Preparation pays off. While it may be well known that “practice practice practice” gets you to Carnegie Hall, it appears you don’t even need to do the sound check to play Times Square on New Year’s Eve. Mariah Carey’s performance to close out the year may have felt like a fitting end to 2016, a year that has caught so much flack for surprise results and the loss of so many notable actors and musicians. Twitter was ruthless, as usual. Here it is, if you haven’t seen it (and you’ll probably watch it again even if you already have, just because). Like a train wreck in slow motion, you cannot look away.

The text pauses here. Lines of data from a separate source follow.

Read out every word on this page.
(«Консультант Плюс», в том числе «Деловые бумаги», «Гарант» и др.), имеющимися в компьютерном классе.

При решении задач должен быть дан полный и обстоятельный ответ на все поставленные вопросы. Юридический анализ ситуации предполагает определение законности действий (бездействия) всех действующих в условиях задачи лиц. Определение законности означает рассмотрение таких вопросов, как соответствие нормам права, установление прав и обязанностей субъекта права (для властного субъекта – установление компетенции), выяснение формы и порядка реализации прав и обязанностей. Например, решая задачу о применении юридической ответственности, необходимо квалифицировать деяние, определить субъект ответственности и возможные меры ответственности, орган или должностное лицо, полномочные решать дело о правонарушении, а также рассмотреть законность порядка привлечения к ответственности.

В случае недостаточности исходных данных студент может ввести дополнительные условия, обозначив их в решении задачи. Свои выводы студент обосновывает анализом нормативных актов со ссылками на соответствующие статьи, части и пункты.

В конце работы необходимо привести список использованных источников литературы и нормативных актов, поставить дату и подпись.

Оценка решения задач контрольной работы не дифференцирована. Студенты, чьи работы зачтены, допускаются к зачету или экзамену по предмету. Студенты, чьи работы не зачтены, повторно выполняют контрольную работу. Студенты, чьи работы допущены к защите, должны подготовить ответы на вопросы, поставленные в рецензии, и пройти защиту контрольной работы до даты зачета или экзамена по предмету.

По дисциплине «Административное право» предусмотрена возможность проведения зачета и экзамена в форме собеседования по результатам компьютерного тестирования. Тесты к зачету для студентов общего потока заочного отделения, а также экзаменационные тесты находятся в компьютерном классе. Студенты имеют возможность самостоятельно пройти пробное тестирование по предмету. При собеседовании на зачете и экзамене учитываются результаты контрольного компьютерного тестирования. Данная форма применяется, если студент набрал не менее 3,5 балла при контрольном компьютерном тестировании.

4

As the album version of her hit “Emotion” blared through the speakers, Carey attributed her Milli Vanilli impression to not having run a sound check. And herein lies today’s lesson for employers: Preparation Pays Off. Whether you’re a start-up company or a well established brand, preparation in all things–especially HR–is key. While Mariah Carey may be able to just say “S__t Happens” and move on, you and your Company may not get off so easily.

In honor of the queen of the high note, here are a few tips for making sure you are prepared for 2017:

1. Update Your Employee Handbook: You know that thing collecting dust in the corner of your HR office or the electronic file you haven’t even tried to access since migrating to a new platform? Yeah, that one. Chances are if you put your handbook together in 2015 or before, at least some of the policies you drafted may have need to be revised. Even though the DOL’s overtime rule change didn’t go into effect, you may be headquartered or operating in a state whose employment laws changed slightly or significantly either though legislation or court decision, making your old policy out of date. The same applies if you made the effort to update one or just a couple of your handbook policies in the past years without revising the whole thing. While spot revisions are fine to ensure ongoing compliance, it is good practice to periodically review the entire handbook to ensure revisions haven’t created contradictions, either in wording or in practice. If any changes are made, be sure to re-circulate the new handbook to your employees.

2. Train Your Managers: This applies regardless of whether your policies change. If you have read any of my previous posts on this blog, you might notice this commandment is a theme. This is because managers and front-line supervisors are so crucial to your company’s operations, especially when it comes to the application of employment laws. As far as the law is concerned, the Company speaks through its managers, therefore, if your policies say one thing, and your managers say (or do) another, you are likely going to run into a problem sooner rather than later. And, your problems will likely be a bit tougher to explain than a bad ear piece. Regularly training managers on the law and your Company policies is the best way to ensure your managers don’t get your employees feeling “emotions” about the Company. (Okay, I’ll stop.)

3. Audit Your Practices/Positions: Do your operations remain stagnant year-over-year? Are you still doing the same thing you did 10 years ago? Are you doing it the same way? If the answer to one or more of these questions is “No,” and, even if not, it likely should be, then you should probably take a look at your position descriptions to be sure they match up with what your company is actually doing. Position descriptions are important both in the wage and hour context and in disability situations. Courts consistently look at a Company’s position description to determine the “essential functions” of a job when analyzing whether an individual employee may be reasonably accommodated. So, keeping your descriptions up-to-date is the best way to ensure your managers and/or HR department is properly equipped to engage in the interactive process. In addition, making sure your position descriptions line up with employees’ actual duties is important when determining compliance with state and federal wage and hour laws regarding overtime exemptions, etc.

Use Mariah Carey’s final blunder of 2016 for good: resolve to prepare your Company for a successful 2017!